Bekasi – jmpdnews.com
Polemik serius mencuat di Desa Sindangmulya, Kecamatan Cibarusah. Badan Permusyawaratan Desa (BPD) secara resmi mengungkap dugaan tidak transparannya pengelolaan Dana Desa oleh Kepala Desa setempat.
Melalui dua surat resmi yang telah dilayangkan sejak Maret hingga April 2026, BPD meminta sejumlah dokumen penting, mulai dari APBDes, kontrak proyek, hingga laporan realisasi anggaran dan hasil audit. Namun hingga saat ini, tidak ada satu pun dokumen yang diberikan.
LBH Arjuna menyoroti sikap tersebut sebagai indikasi serius adanya penghambatan fungsi pengawasan.
“Ini bukan sekadar keterlambatan administrasi. Ini sudah masuk dugaan penutupan informasi publik dan berpotensi mengarah pada penyimpangan anggaran,” tegas Direktur LBH Arjuna, Zuli Zulkipli, S.H.

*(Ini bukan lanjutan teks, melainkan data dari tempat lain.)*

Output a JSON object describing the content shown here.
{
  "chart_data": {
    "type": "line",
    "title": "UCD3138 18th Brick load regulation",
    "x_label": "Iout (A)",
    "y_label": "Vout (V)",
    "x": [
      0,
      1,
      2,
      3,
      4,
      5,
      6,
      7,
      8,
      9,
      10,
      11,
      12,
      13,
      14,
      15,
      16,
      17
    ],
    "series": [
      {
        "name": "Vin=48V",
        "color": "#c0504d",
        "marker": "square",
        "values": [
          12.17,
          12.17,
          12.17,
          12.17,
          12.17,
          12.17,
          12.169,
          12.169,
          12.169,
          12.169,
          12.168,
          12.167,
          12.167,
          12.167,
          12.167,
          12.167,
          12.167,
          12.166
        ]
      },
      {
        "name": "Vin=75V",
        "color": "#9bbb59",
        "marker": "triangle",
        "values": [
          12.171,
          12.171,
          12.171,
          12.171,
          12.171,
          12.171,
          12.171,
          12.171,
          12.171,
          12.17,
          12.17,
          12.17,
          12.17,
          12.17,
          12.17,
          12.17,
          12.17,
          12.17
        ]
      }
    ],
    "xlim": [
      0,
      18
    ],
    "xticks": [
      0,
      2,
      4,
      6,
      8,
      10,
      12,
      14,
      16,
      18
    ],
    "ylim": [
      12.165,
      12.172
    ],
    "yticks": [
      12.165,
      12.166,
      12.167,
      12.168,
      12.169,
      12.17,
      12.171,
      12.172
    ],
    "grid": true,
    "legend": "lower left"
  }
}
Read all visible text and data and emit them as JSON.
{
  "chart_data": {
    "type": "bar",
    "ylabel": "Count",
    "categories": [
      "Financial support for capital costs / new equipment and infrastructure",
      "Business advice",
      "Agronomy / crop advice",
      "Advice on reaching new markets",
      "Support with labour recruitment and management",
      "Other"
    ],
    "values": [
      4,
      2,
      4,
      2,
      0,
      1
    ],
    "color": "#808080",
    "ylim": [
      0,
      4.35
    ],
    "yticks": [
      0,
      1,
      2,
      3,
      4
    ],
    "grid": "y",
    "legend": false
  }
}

Yang lebih mengkhawatirkan, dokumen yang diminta mencakup pengelolaan Dana Desa selama bertahun-tahun. Ketertutupan ini memunculkan pertanyaan besar:
Ada apa dengan Dana Desa Sindangmulya?
Perwakilan BPD Desa Lili Suheri menilai, transparansi adalah kewajiban, bukan pilihan. Ketika permintaan resmi lembaga pengawas desa diabaikan, maka patut diduga ada sesuatu yang disembunyikan.
LBH Arjuna memastikan dan mendorong agar segera membawa persoalan ini ke level berikutnya. Laporan resmi wajib disampaikan ke Inspektorat hingga aparat penegak hukum (Kejaksaan).
Jika terbukti terdapat penyimpangan, kasus ini berpotensi masuk dalam ranah tindak pidana korupsi dana desa.Kasus serupa kemungkinan bakal terjadi di setiap desa di Kabupaten Bekasi.
Publik kini menunggu:
Apakah Kepala Desa akan membuka data, atau justru semakin memperkuat dugaan adanya masalah serius dalam pengelolaan keuangan desa?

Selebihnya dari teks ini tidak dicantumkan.